Последняя фраза — самая важная из всего земского послания, призывавшего города к созданию нового «совета всея земли». Он и требовался в первую очередь для того, чтобы сначала избрать царя и только уж потом думать об освобождении Москвы и создании правительства. В действительности все произошло, как известно, по-другому. Но, не принимая во внимание того, что выбрать нового царя «общим советом» было целью ополчения князя Дмитрия Пожарского и Кузьмы Минина до прихода его под Москву, можно упустить из виду некоторые детали, становящиеся тогда необъяснимыми. Например, резкие обвинения Авраамия Палицына и троицких старцев, адресованные князю Дмитрию Пожарскому за промедление в движении из Ярославля к Москве. Пока в подмосковных полках поддерживали псковского самозванца «вора Сидорку, имянуя его бывшим своим царем», позиции нового движения была сильнее. Грамота 7 апреля 1612 года напоминала о прежних обещаниях князя Дмитрия Трубецкого (единственный раз когда он был упомянут) и Ивана Заруцкого, «чтобы им без совету всей земли государя не выбирати». Присяга Сидорке давала бесспорный аргумент для обвинения казаков и лишний раз напоминала тем, кого я ополчении хотели видеть в своих союзниках, об их общем враге: «хотя по своему первому злому совету, бояр и дворян и всяких чинов людей и земьских и уездных лутчих людей, побита и животы розграбити, владета бы им по своему воровскому казацкому обычаю». Особенный (и справедливый) гнев вызывало возвращение ненавистного имени «царя Дмитрия»: «Как сатана омрачи очи их! При них Колужской их царь убит и безглавен лежал всем на видение шесть недель, и о том они из Колуги к Москве и по всем городом писали, что их царь убит, и про то всем православным христаяном ведомо». При этом в ополчении ве забывали еще про одну опасность, исходившую от признания царем сына Марины Мнишек, и формулировали свою программу очень ясное «И ныне, господа, мы все православные християне общим советом, со слався со всею землею, обет Богу и души свои дали на том, что нам и воровскому царю Сидорку, и Марине и сыну ее не служити и против врагов и разорителей веры християнской, полских и литовских людей стояти в крепости неподвижно».
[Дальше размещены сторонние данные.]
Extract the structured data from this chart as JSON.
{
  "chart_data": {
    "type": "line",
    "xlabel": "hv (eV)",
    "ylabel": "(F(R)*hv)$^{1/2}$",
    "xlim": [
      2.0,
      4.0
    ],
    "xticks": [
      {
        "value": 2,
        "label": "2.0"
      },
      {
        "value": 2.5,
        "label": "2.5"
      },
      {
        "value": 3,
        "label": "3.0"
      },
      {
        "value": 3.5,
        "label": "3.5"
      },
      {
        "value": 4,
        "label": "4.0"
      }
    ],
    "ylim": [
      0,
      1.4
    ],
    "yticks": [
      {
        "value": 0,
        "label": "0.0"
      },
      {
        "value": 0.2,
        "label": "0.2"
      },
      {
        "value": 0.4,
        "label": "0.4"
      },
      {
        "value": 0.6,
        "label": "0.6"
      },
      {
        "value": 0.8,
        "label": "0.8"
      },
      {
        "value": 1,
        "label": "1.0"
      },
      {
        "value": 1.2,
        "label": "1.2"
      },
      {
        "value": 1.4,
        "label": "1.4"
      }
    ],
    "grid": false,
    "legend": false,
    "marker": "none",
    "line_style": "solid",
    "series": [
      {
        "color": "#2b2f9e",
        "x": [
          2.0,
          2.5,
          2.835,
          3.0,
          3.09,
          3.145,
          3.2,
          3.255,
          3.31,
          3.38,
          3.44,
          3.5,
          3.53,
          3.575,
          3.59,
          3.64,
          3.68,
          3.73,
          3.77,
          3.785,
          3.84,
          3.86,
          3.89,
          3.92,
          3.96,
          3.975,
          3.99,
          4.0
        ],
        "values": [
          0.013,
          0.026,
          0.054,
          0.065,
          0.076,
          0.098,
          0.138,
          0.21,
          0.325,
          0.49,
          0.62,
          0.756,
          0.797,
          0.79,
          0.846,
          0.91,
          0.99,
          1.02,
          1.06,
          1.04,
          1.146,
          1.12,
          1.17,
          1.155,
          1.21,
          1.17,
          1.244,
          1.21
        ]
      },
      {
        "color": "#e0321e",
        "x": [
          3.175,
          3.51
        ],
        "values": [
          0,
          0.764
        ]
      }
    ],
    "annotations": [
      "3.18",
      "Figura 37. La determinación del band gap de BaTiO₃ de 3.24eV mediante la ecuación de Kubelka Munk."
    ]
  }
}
Осмысливая такие слова, написанные в грамоте, можно лучше оценить искренность призывов, обращенных к земским городам. Об очевидных целях послания, созданного в виду выборов нового царя, свидетельствует формуляр этого документа. После традиционных слов «и вам, господа, пожаловати», читаем то, что ждали от тех городовыж советов, которым адресовалась грамота: «советовать со всякими людма общим советом, как бы нам в нынешнее конечное разорение быта не безгосударным; чтоб нам, по совету всего государства, выбрата общий советом государя, кого нам милосердый Бог, по праведному своему человеколюбию даст». Для этого «земского совета» предлагалось присылать «к нам, в Ярославль, изо всяких чинов человека по два, и с ними совет свой отписати, за своими руками». Кроме того, земцы напоминали про то, как гости и посадские люди пожертвовали своим «имением» для обеспечения жалованьем «дворян и детей боярских смольян и иных многих городов». Однако та казна оказалась уже розданной, а все прибывавшим в ополчение людям, бившим челом «всей земле» о жалованье дать уже было нечего. Поэтому помимо формирования земского собора в Ярославле, в грамоте просили последовать нижегородскому примеру и «промеж себя обложить, что кому с себя дать на подмогу ратным людям». Собранную денежную казну просили прислать в Ярославль. В обоснование этого была создана универсальная формула русского патриотизма: «чтоб нам всем единокупно за свою веру и за отечество против врагов своих безсумненною верою стояти
»[693]. Грамоту подписали собравшиеся в Ярославле бояре Василий Петрович Морозов, князь Владимир Тимофеевич Долгорукий, окольничий Семен Васильевич Головин (ближайший сотрудник князя Михаила Скопина-Шуйского в годы борьбы с тушинцами, он оказался в Ярославле после того, как был воеводою подмосковных полков в Переславле-Рязанском), князь Иван Никитич Одоевский, бывшие воеводы Первого ополчения князь Петр Пронский, князь Федор Волконский, Мирон Вельяминов. Все они приложили свои руки к грамоте даже раньше князя Дмитрия Пожарского и Кузьмы Минина. Среди других рукоприкладств на грамоте 7 апреля 1612 года находятся еще несколько десятков имен дворян, дьяков и «лучших» посадских людей, в том числе и упоминавшегося ярославского земского старосты Григория Никитникова.